鏡の中の少年
青白い顔。かさかさとした肌に荒れたくちびる。肩口で切りそろえられた黒い髪にも艶はない。
鏡を覗き込むと、そんな不健康そうな、決して美しいとは言えない女の姿が映っていた。愕然として自分の頬に手をやると、鏡の中の女も同じ動作をする。ああ、これはやっぱりわたしなんだわ、と奇妙な気分にとらわれた。
昔は。そう、たった数か月前までは、こんな姿ではなかったのに。自分で言うのもおこがましいが、それでも自分の容貌は決して醜くはなかったのに。
「白雪は、あんなにも美しいのに」
雪のように白い肌と、漆黒のように黒く輝く髪と、ばらのように麗しいくちびるをもつ美しい少女。白雪姫、と呼ばれる彼女を脳裏に思い浮かべて、わたしは、ひとりため息をついた。
ひとり。そう、誰も部屋にはいなかった。いないはずだった。
それなのに。
「ちょっとちょっと、王妃サマ?あんたちょっと暗すぎるんじゃないの?」
「……ひ」
ひぎゃああ――――――――――――っ!?
聞き覚えのない少年の声が耳に入って、きょろきょろとあたりを見回したわたしは、目の前の鏡の中でにっこりほほ笑む少年の姿をみとめて、生まれてこの方出したことのないような悲鳴をあげたのだった。
***
ひとしきり騒いだわたしのもとへ侍女やら衛兵やらが来て結構な大騒ぎになったので、なんでもないとごまかすのにはひどく苦労した。一応わたしはこの国の王妃様なのだ。一大事があっては困るだろう。ただでさえよくない噂もはびこっていることだし。
それはそうとして、わたしが先ほど直面した現実はとうてい受け入れがたいものだった。冷静になろうと現実逃避してみたのだけれど、鏡の中にいるのは不健康な女ではなくにやにやと笑うばかりの少年だけだった。
わたしが落ち着くのを数刻待った彼は、自分を「鏡の精」だと称した。
「鏡の精……?」
「うん、そうそう。名前はないからカガミとでも呼んでよ王妃サマ……って、なにその疑わしそーな目は」
わたしのにらむような目つきに気づいたらしい。心外だと言わんばかりに少年――カガミは頬を膨らませた。落ち着いてみてみると幼い容姿をしている。12,3歳といったところだろうか。白雪と同じような年頃だ。
「ボクのこと疑うのは自由だけどさ、それならちゃんとロンリを示してほしいよね。なんでボクが鏡に現れることができて、しかも王妃サマと会話できてるのか」
カガミの話ももっともだと思った。この鏡の後ろは壁で、その向こうは何もない空中だ。しかもお城の4階。確かに何か不可思議な術でも使わない限り、彼がこの鏡の中から現れることは不可能だろう。つまり、彼は不可思議な術を使える奇妙な存在であるか、あるいは本当に鏡の精であるかなのだ。

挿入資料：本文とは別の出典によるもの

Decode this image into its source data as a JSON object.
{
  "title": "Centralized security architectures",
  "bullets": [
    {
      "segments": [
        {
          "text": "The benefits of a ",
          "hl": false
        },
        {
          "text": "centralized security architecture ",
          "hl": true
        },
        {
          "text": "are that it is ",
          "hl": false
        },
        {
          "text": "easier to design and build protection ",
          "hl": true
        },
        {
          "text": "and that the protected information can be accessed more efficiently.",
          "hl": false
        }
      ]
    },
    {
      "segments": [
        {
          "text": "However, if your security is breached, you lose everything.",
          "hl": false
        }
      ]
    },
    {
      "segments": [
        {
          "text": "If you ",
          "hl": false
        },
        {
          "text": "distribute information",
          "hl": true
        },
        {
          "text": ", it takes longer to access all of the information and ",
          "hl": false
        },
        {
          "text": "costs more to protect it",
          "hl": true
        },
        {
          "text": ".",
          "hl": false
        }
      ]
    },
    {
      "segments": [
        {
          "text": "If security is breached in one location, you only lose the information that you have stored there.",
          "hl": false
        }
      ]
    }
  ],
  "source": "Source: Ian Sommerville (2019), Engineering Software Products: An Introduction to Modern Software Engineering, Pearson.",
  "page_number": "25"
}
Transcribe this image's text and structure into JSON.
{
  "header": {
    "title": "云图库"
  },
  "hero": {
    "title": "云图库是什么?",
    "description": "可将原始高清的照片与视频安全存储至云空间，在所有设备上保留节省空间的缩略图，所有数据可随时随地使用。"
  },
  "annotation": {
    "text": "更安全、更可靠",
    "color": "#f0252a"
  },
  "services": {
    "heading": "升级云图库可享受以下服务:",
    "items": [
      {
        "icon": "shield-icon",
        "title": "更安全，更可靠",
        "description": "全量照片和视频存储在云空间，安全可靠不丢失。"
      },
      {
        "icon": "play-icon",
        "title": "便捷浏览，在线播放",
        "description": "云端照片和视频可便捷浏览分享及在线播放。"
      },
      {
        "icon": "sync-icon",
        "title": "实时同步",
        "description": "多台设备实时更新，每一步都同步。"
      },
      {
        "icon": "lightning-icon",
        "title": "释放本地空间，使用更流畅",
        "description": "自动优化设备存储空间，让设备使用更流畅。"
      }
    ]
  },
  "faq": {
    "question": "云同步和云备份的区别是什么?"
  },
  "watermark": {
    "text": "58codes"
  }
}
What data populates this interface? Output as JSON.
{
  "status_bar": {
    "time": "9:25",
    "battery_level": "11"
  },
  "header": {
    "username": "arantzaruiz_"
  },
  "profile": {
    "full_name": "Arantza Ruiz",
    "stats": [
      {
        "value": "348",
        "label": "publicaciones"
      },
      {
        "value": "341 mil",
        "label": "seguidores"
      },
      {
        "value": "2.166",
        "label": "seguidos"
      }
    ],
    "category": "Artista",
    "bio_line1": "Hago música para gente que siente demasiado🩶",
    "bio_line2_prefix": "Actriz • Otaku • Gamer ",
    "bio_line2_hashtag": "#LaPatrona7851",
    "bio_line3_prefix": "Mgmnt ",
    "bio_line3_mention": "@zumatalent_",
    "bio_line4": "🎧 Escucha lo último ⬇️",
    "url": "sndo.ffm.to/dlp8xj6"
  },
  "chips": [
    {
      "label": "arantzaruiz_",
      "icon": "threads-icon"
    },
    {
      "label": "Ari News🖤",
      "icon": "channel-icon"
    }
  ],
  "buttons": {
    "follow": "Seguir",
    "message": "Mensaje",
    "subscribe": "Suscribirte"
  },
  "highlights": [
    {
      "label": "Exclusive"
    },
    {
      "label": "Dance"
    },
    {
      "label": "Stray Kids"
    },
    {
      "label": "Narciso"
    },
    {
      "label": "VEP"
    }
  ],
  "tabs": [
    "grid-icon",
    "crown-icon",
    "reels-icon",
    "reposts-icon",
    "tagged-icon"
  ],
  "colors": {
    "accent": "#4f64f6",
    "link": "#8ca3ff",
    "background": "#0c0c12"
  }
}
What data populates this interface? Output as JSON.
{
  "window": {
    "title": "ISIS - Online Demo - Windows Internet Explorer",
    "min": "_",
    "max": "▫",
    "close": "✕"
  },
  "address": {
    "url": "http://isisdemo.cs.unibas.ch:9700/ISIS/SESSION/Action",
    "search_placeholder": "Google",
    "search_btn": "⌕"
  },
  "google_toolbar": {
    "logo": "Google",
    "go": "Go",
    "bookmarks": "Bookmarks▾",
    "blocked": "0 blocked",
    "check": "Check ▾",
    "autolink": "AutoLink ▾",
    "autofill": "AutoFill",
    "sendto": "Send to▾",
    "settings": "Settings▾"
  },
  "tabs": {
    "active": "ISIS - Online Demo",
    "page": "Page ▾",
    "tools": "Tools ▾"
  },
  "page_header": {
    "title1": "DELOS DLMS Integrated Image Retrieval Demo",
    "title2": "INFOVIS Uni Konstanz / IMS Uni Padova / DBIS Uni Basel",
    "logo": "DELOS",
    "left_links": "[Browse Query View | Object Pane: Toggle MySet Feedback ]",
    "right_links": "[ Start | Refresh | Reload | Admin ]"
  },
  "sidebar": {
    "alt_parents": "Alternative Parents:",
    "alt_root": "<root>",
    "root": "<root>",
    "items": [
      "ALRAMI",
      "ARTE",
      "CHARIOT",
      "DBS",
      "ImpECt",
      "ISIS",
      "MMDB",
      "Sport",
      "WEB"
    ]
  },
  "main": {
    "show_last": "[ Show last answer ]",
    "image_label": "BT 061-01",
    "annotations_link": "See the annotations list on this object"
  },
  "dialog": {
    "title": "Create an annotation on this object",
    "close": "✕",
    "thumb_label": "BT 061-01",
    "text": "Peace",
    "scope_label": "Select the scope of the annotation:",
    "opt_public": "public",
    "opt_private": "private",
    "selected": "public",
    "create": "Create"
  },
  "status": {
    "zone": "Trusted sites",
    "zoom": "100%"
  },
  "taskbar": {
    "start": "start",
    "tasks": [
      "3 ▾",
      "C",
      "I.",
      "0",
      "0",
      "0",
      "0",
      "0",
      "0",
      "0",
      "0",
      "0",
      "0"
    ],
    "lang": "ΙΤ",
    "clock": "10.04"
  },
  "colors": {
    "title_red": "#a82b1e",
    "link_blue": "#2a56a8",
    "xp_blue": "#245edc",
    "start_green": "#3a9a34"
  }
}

そこまで考えて、なんだかおかしくなった。本気でこんなことを信じているなんて、とうとう自分もおかしくなったらしい。薄暗い部屋に3か月も閉じこもり続けたからか。
それでも、どうせならこの少年に付き合ってやろうと思った。どうせ暇を持て余しているのだし、気が滅入るこの生活に少しでも清涼剤が欲しいと思っていたのだ。この不思議で快活な少年はこの場に明るさをもたらしてくれるような気がする。
「それで、カガミとやら。なんで突然わたしの鏡に現れたのかしら」
疑問を尋ねると、カガミはうーん、と首をひねった。
「さあ。呼ばれるのっていっつも突然だから、理由はよくわかんないんだよね。たぶん、王妃サマ、あんたが何かを悩んでたからなんだと思うけど」
「わたしが?」
カガミの言葉に、わたしは心臓を刺されたような衝撃を覚えた。
「わたしに悩みなんてないわ。わたしはこの国の王妃よ?地位も財産もある。何一つとして不自由なんてしていないわ」
うそだ。本当は、わたしには足りていないものばかり。欲しいものは何一つとして手に入っていない。だけどそんなことを突然現れた少年に打ち明ける気にはならず、わたしは虚勢を張る。
しかし、そんなわたしの心の内をカガミはすべて見通していたらしい。
「うそつきな王妃サマ。ボクなんか相手に虚勢を張ったって意味ないよ?ラクになりなよ。言いたいこと、いっぱいあるくせに」
にんまりといたずらっ子のように笑うカガミに、なんだか泣きたい気持ちになった。この少年は、いったい何者なんだ。